Control plans were designed and implemented for all applicable initiatives within the scope of the project. Control plans define the frequency, method and responsibility of ongoing evaluations.

Nurse Manager will remain as the process owner and will periodically examine the implementation and effectiveness of the process on a bimonthly basis.

Control plans are in place to define the frequency and responsibility for care-board audits. The process is currently owned by the Nurse Manager.

Table below summarizes key goals of the project, aligned with strategy and tactics used to achieve and sustain them:

Results and Achievements

The following patient benefits resulted from the 4A Redesign process:

  • 100% of heart failure and pneumonia core measure patients received appropriate care.
  • The number of falls decreased by 59%, from 32 in 2008 to 13 in 2009.
  • The prevalence rate of hospital-acquired pressure ulcers on 4A decreased.
  • The average length of stay for all DRGs on 4A decreased by 17% or by 0.82 days.
  • Patient discharge time decreased by 23%.

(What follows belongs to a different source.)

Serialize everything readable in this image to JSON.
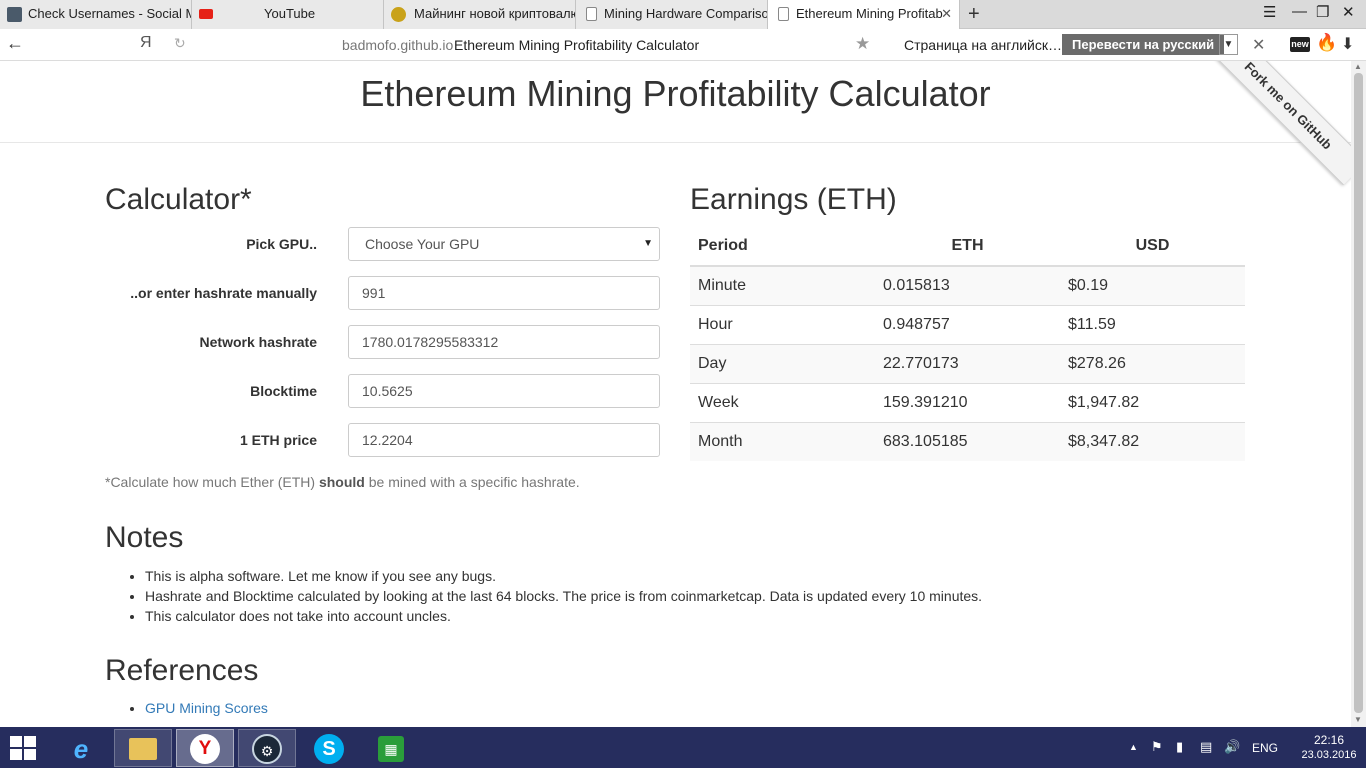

Communication and collaboration aspects of the redesign project made a significant impact on physician and nurse scores related to the climate of safety, improved combined scores from 79% to 97%, and overall satisfaction for physicians from 68% to 97% and nurses 60% to 78%.

Two areas of cost savings for 4A that are linked to the redesign process are: 1) decreased length of stay, and 2) decreased employee turnover.

Lessons Learned

  • A project that involves a behavior and/or culture change requires medium-/long-term time of one to three years to achieve the desired results. Along the way, frequent and clear communication from the top leadership about the project keeps the team motivated and encouraged to persevere when they are faced with the challenges of change. Active support of key stakeholders is imperative.
  • In certain stages of the project, the project team felt that too many predetermined boundaries, constraints and specific objectives were imposed (in most cases self-imposed), which inhibited the process for innovative thinking. In order to encourage intelligent risk taking, specific inclusion and exclusion of the project charter should be kept to the minimum necessary level.
  • The goal of redesigning a model of the care delivery process involves an organizational approach to change of process/structure. Core staffing that remains throughout the project is necessary for team development. It is also important to remember that too many process changes being implemented at one time exhausts staff.
  • Not all good ideas generated by “brain storm” sessions will get to the testing stage and fewer will make it through to implementation (in this case 2-3% of ideas generated were fully implemented). Patience, perseverance, and a reminder of the traditional rules of resistance to change need to be recognized.
  • Don’t let people kill the idea on the first try – get them to understand the purpose of a pilot and incorporate their suggestions for improvement.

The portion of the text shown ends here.